Call him crazy, but don't call him an unofficial candidate
ILSenate.com filed an extremely ugly report on Illinois senate candidate Andy Martin, questioning his psychiatric stability. While the report presented some pretty convincing heresay, they did attempt to present at least one fact. And of course, they got it wrong:
"Although we reported on October 14th, that Andy Martin was considering entering the Senate race in Illinois as of today his FEC filings still reflect that he is running for Senate in Florida."

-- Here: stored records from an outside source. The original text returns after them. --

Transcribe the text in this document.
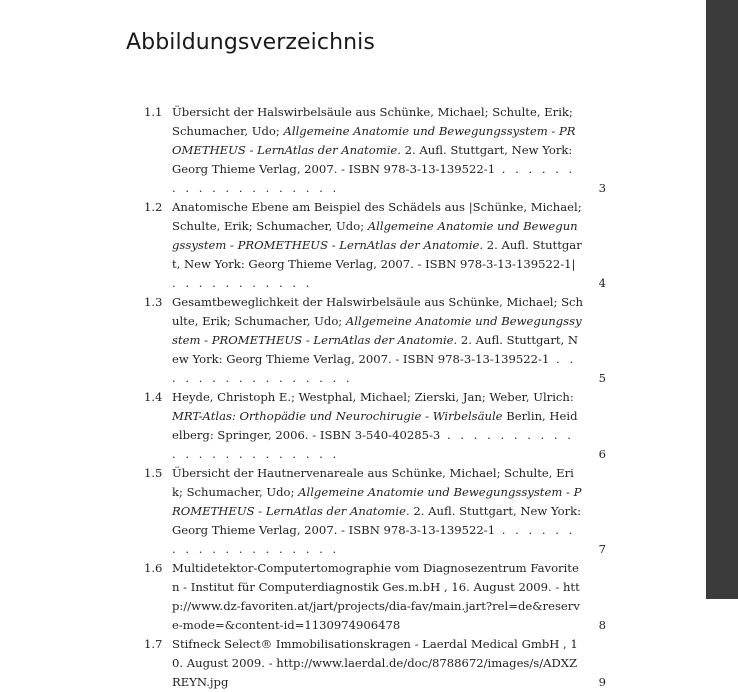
Abbildungsverzeichnis
1.1 Übersicht der Halswirbelsäule aus Schünke, Michael; Schulte, Erik; Schumacher, Udo; Allgemeine Anatomie und Bewegungssystem - PROMETHEUS - LernAtlas der Anatomie. 2. Aufl. Stuttgart, New York: Georg Thieme Verlag, 2007. - ISBN 978-3-13-139522-1 . . . . . . . . . . . . . . . . . . .	3
1.2 Anatomische Ebene am Beispiel des Schädels aus |Schünke, Michael; Schulte, Erik; Schumacher, Udo; Allgemeine Anatomie und Bewegungssystem - PROMETHEUS - LernAtlas der Anatomie. 2. Aufl. Stuttgart, New York: Georg Thieme Verlag, 2007. - ISBN 978-3-13-139522-1| . . . . . . . . . . .	4
1.3 Gesamtbeweglichkeit der Halswirbelsäule aus Schünke, Michael; Schulte, Erik; Schumacher, Udo; Allgemeine Anatomie und Bewegungssystem - PROMETHEUS - LernAtlas der Anatomie. 2. Aufl. Stuttgart, New York: Georg Thieme Verlag, 2007. - ISBN 978-3-13-139522-1 . . . . . . . . . . . . . . . .	5
1.4 Heyde, Christoph E.; Westphal, Michael; Zierski, Jan; Weber, Ulrich: MRT-Atlas: Orthopädie und Neurochirugie - Wirbelsäule Berlin, Heidelberg: Springer, 2006. - ISBN 3-540-40285-3 . . . . . . . . . . . . . . . . . . . . . . .	6
1.5 Übersicht der Hautnervenareale aus Schünke, Michael; Schulte, Erik; Schumacher, Udo; Allgemeine Anatomie und Bewegungssystem - PROMETHEUS - LernAtlas der Anatomie. 2. Aufl. Stuttgart, New York: Georg Thieme Verlag, 2007. - ISBN 978-3-13-139522-1 . . . . . . . . . . . . . . . . . . .	7
1.6 Multidetektor-Computertomographie vom Diagnosezentrum Favoriten - Institut für Computerdiagnostik Ges.m.bH , 16. August 2009. - http://www.dz-favoriten.at/jart/projects/dia-fav/main.jart?rel=de&reserve-mode=&content-id=1130974906478	8
1.7 Stifneck Select® Immobilisationskragen - Laerdal Medical GmbH , 10. August 2009. - http://www.laerdal.de/doc/8788672/images/s/ADXZREYN.jpg	9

ILSenate provides an accurate link to a filing with the Federal Election Commission in which Andy Martin declared his candidacy in Florida. The filing is dated Feb 6, 2003. ILSenate fails to point out that Martin publically dropped out of that race that fall and entered the Illinois senate race. On Nov. 21, 2003, Martin filed a brand new statement of candidacy for the Illinois senate race. Incidentally, you don't have to file a statement of candidacy with the FEC to be a senate candidate -- you only have to do that if you are raising money for your campaign. The true test of whether or not you are a candidate is if you've filed petitions with the Illinois Board of Elections, which Martin has done. So even if Martin hadn't updated his filing with the FEC, it's completely immaterial.
And that is something ILSenate.com was either too lazy to find out or was simply trying to hide from the public in order to serve its apparent goal: to prove that Andy Martin is a whack-job.